Os planos de Nunes Marques para despolarizar a política
em ano eleitoral
Ministro indicado por Jair Bolsonaro assumirá presidência
do TSE com ideias em mente, mas precisará do apoio da maioria para colocá-las
em prática
Kassio Nunes Marques assume o comando do Tribunal Superior
Eleitoral (TSE) em junho com a intenção de despolarizar o País. A tarefa não é
nada fácil, mas o ministro tem um plano. O primeiro deles é que a Corte defina
agora, no início do ano, as regras da disputa. Se depender de Nunes Marques,
não haverá qualquer mudança nas resoluções até o fim do ano, quando os
vencedores serão diplomados.
Alexandre de Moraes comandou as eleições de
2022 com estilo diferente. Houve alteração em regras durante a campanha. Às
vésperas do segundo turno, uma resolução nova conferiu mais poder para o TSE
remover conteúdos falsos do ar.
O outro plano é enterrar de vez a desconfiança sobre as
urnas eletrônicas. Nunes Marques leva vantagem nessa missão porque foi indicado
por Jair Bolsonaro, o grande propagador das suspeitas em torno do sistema de
votação. A palavra do ministro, portanto, teria peso extra para a direita.

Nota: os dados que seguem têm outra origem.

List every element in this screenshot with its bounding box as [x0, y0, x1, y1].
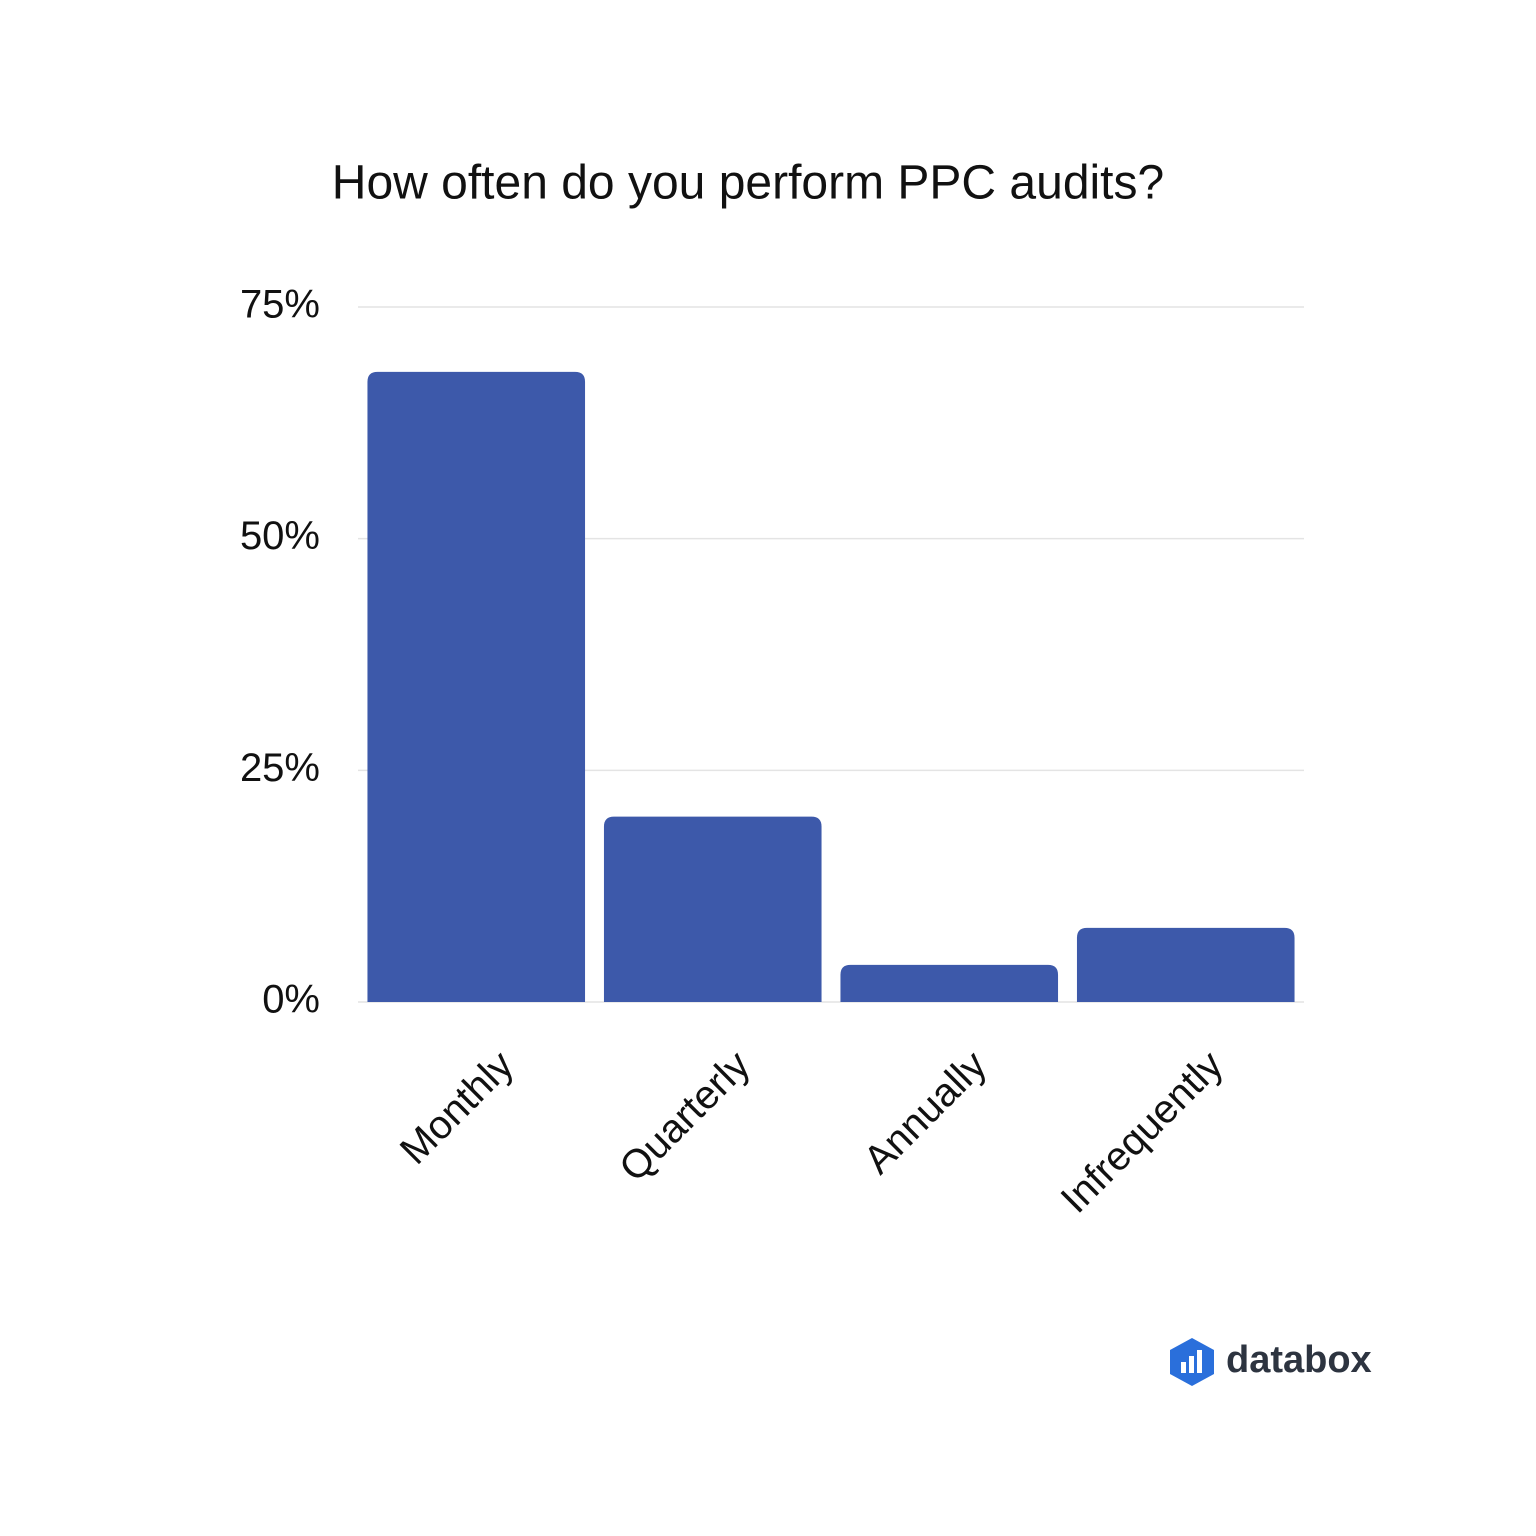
logo-icon-bar	[1181, 1362, 1186, 1373]
logo-icon-bar	[1189, 1356, 1194, 1373]
y-tick-label: 50%	[240, 514, 320, 558]
logo: databox	[1170, 1338, 1372, 1386]
y-tick-label: 75%	[240, 283, 320, 327]
bar	[367, 371, 586, 1002]
logo-text: databox	[1226, 1339, 1372, 1381]
logo-icon-bar	[1197, 1350, 1202, 1373]
y-tick-label: 0%	[262, 978, 320, 1022]
y-tick-label: 25%	[240, 746, 320, 790]
bar	[1076, 927, 1295, 1002]
bar	[603, 816, 822, 1002]
chart-title: How often do you perform PPC audits?	[332, 157, 1164, 210]
bar	[840, 964, 1059, 1002]
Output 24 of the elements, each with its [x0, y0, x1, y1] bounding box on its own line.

Nunes Marques também quer dar mais publicidade a uma norma
já em vigor que obriga a Justiça Eleitoral a publicar na internet o resultado
da votação de cada urna no dia da eleição. Com um celular em mãos, o eleitor
pode comparar os dados enviados ao TSE com o boletim de urna afixado na porta
de cada zona eleitoral após a eleição.
A intenção do ministro é reforçar a isenção política do TSE
e deslocar as atenções para as propostas dos candidatos. A ideia é boa, mas o
TSE não é feito de um ministro só – ainda que ele seja o presidente. Nunes
Marques dependerá da maioria da Corte para executar os planos que tem em mente.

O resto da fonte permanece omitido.